Friday, December 08, 2006


Well, one of the things you need to be aware of is that when you submit a CD for review, or a book or anything else, you may get back an opinion you don't like. Sometimes you get an opinion you REALLY don't like -- like Moldea v. New York Times. I'm thinking about that right now. And I'd like to take our first lukewarm review with some grace, but I also like to analyze. So I will (that's kind of the point of this blog, right?).

There's some good things in this Herald review of our new CD (rated a C+), but some pretty harsh stuff, too (which is kind of surprising for a local review). Here's the full text:
Like a Tootsie Pop, there’s something delicious in the middle of this full-length debut from Boston alt-pop band Cassavettes. Unfortunately the edges are soured with depressing heartache and unsteady tempos.If you don’t feel like being sad for days, start with the center tracks (“It’s Gonna Be Alright”, “On the Lam” and “The Devil’s Arms”), which spotlight Glenn Yoder’s rich vocal style and the band’s talent for playing scratchy indie folk-rock tunes with Texas-size harmonies and complex arrangements. Download: “On the Lam.” (Appearing with Christians & Lions, Mittens, and Hats & Glasses tomorrow at the Middle East, Cambridge.)
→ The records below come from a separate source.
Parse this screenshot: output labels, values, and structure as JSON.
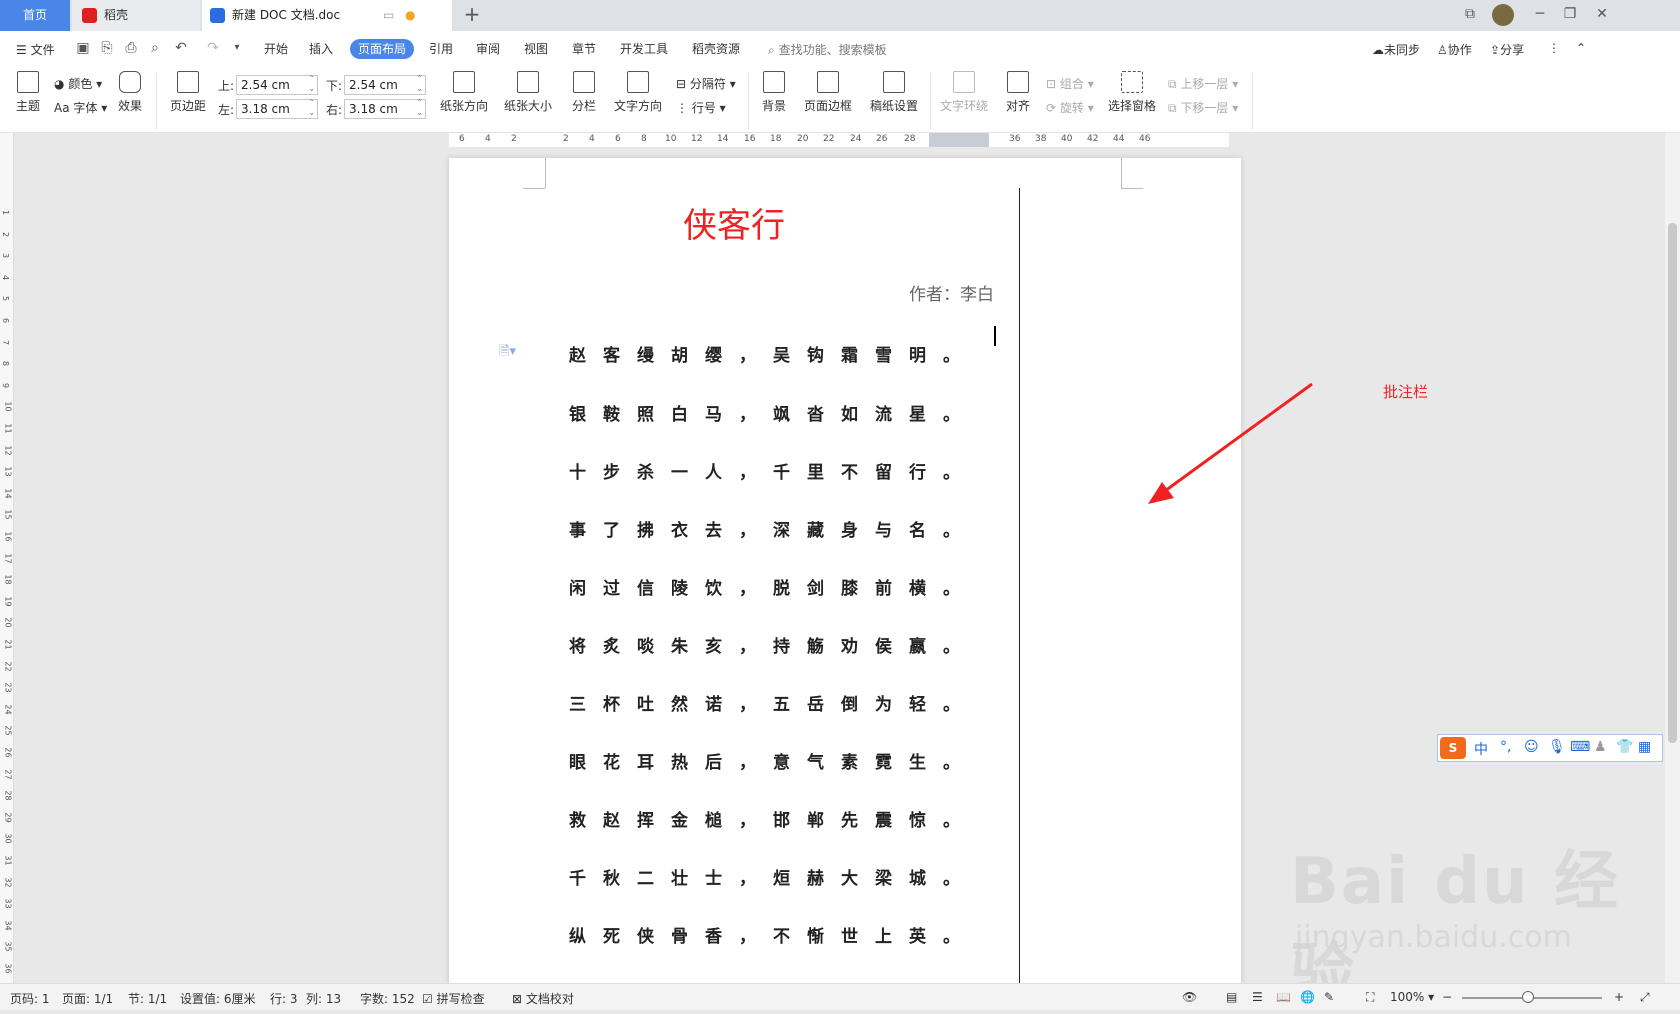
{
  "tabs": {
    "home": "首页",
    "daoke": "稻壳",
    "doc": "新建 DOC 文档.doc",
    "plus": "+"
  },
  "menubar": {
    "file": "文件",
    "tabs": [
      "开始",
      "插入",
      "页面布局",
      "引用",
      "审阅",
      "视图",
      "章节",
      "开发工具",
      "稻壳资源"
    ],
    "active": "页面布局",
    "search": "查找功能、搜索模板",
    "sync": "未同步",
    "collab": "协作",
    "share": "分享"
  },
  "ribbon": {
    "theme": "主题",
    "color": "颜色",
    "font": "Aa 字体",
    "effect": "效果",
    "margins": "页边距",
    "top_label": "上:",
    "top_val": "2.54 cm",
    "bottom_label": "下:",
    "bottom_val": "2.54 cm",
    "left_label": "左:",
    "left_val": "3.18 cm",
    "right_label": "右:",
    "right_val": "3.18 cm",
    "orientation": "纸张方向",
    "size": "纸张大小",
    "columns": "分栏",
    "textdir": "文字方向",
    "breaks": "分隔符",
    "lineno": "行号",
    "background": "背景",
    "border": "页面边框",
    "manuscript": "稿纸设置",
    "wrap": "文字环绕",
    "align": "对齐",
    "group": "组合",
    "rotate": "旋转",
    "pane": "选择窗格",
    "forward": "上移一层",
    "backward": "下移一层"
  },
  "ruler": [
    "6",
    "4",
    "2",
    "2",
    "4",
    "6",
    "8",
    "10",
    "12",
    "14",
    "16",
    "18",
    "20",
    "22",
    "24",
    "26",
    "28",
    "36",
    "38",
    "40",
    "42",
    "44",
    "46"
  ],
  "document": {
    "title": "侠客行",
    "author": "作者：李白",
    "lines": [
      "赵客缦胡缨，吴钩霜雪明。",
      "银鞍照白马，飒沓如流星。",
      "十步杀一人，千里不留行。",
      "事了拂衣去，深藏身与名。",
      "闲过信陵饮，脱剑膝前横。",
      "将炙啖朱亥，持觞劝侯嬴。",
      "三杯吐然诺，五岳倒为轻。",
      "眼花耳热后，意气素霓生。",
      "救赵挥金槌，邯郸先震惊。",
      "千秋二壮士，烜赫大梁城。",
      "纵死侠骨香，不惭世上英。"
    ]
  },
  "annotation": "批注栏",
  "status": {
    "page": "页码: 1",
    "pages": "页面: 1/1",
    "section": "节: 1/1",
    "setting": "设置值: 6厘米",
    "row": "行: 3",
    "col": "列: 13",
    "words": "字数: 152",
    "spell": "拼写检查",
    "proof": "文档校对",
    "zoom": "100%"
  },
  "ime": "中",
  "watermark": "Bai du 经验",
  "watermark_url": "jingyan.baidu.com",
  "colors": {
    "accent": "#4a86e8",
    "title": "#e22222"
  }
}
I'll comment on a few points here.

First, I haven't talked to Matt about this yet, but I imagine he can't be too happy. "Unsteady tempos"? Whoa, talk about slicing right at the heart of the rhythm section there. I don't think any of the tempos are unsteady; what we DO do is speed and slow down from time to time, on purpose, to add intensity. Matt holds down a pretty steady beat though.

Second, I'm not going to take credit away from anyone else here. While I sing the two other songs she seemingly likes ("The Devil's Arms" and "It's Gonna Be Alright"), Mike sings her pick "On The Lam," so he should have gotten his due credit in the piece, instead of me. Or at least, both of us. Because, unless you really know us, how can you differentiate between our rich vocal stylings?

Third, "The Devil's Arms" is without a doubt, the most depressing song on the album -- I don't know why it's lumped in the feel-good category. Actually, the fact that is was is kind of funny.

And finally, the big one, I'll address this line: "If you don’t feel like being sad for days..." Yikes, that's a pretty strong sentiment. Being that the majority of the songs she speaks with around the edges are mine, I'll say for the record that I'm proud of the lyrical content. They're not Elliot Smith-like depressing, anyway. But as I progressed in writing lyrics, I think (as cheesy as it may be) that I started to be more honest with myself. I started to write about the things I really felt the most about, even if they are downers. That's where you'll find universal themes and what not. Very rarely will you find that in feel-good songs. Sure, "It's Gonna Be Alright" and "Seasons" (not mentioned) are uptempo and seemingly happier (Although, in "Alright," for much of it I'm talking about one of my friends getting over a few hurdles, including the car accident that killed her best friend three summers ago, so, ah well, so much for that happiness -- it's about learning to focus on the positive). Keep in mind, that I don't really like giving away the secrets of a song's lyrics, but I figure that if I explain some parts you can better see the connections. And it fits my mission with this blog.

Either way, I'm not trying to bum anyone out. I'm not a sad person, so I don't know how that's possible. This is just an age when you notice a lot of things in the world that you didn't -- or wouldn't have -- before, and a lot of the album is about that. But if emotional honesty isn't cool with you, then so be it. There's plenty of good uplifting or feel good songs out there, starting with "Twist and Shout."

You know, this part of the review actually amused me a good bit. Just the other night, Tara was telling me that her mother started reading the lyrics on the inside of the CD Tara's brother Jack bought. Apparently, she asked Tara why all the songs were so sad. And now, the experts have spoken and declared Mike and I sad dudes. I don't quite see it that way, but I can see where others do. I don't mind either, because as Joe Bug used to always say, lyrics are there for interpretation.

I just thought that this could use my two cents, too.


Anonymous Anonymous said...

I would like to add that Tootsie Pops, in their entirety, are delicious and so is "It's Gonna Change."

08 December, 2006 11:27  
Anonymous scott said...

yeah she really should have used a different analogy than tootsie pops, since they are great all around. WAIT, i could say this to you right now since you're sitting right next to me playing guitar and singing "there are scotties i remember" and it's making me sad. damn, i feel like i am going to be sad for days after hearing it in fact.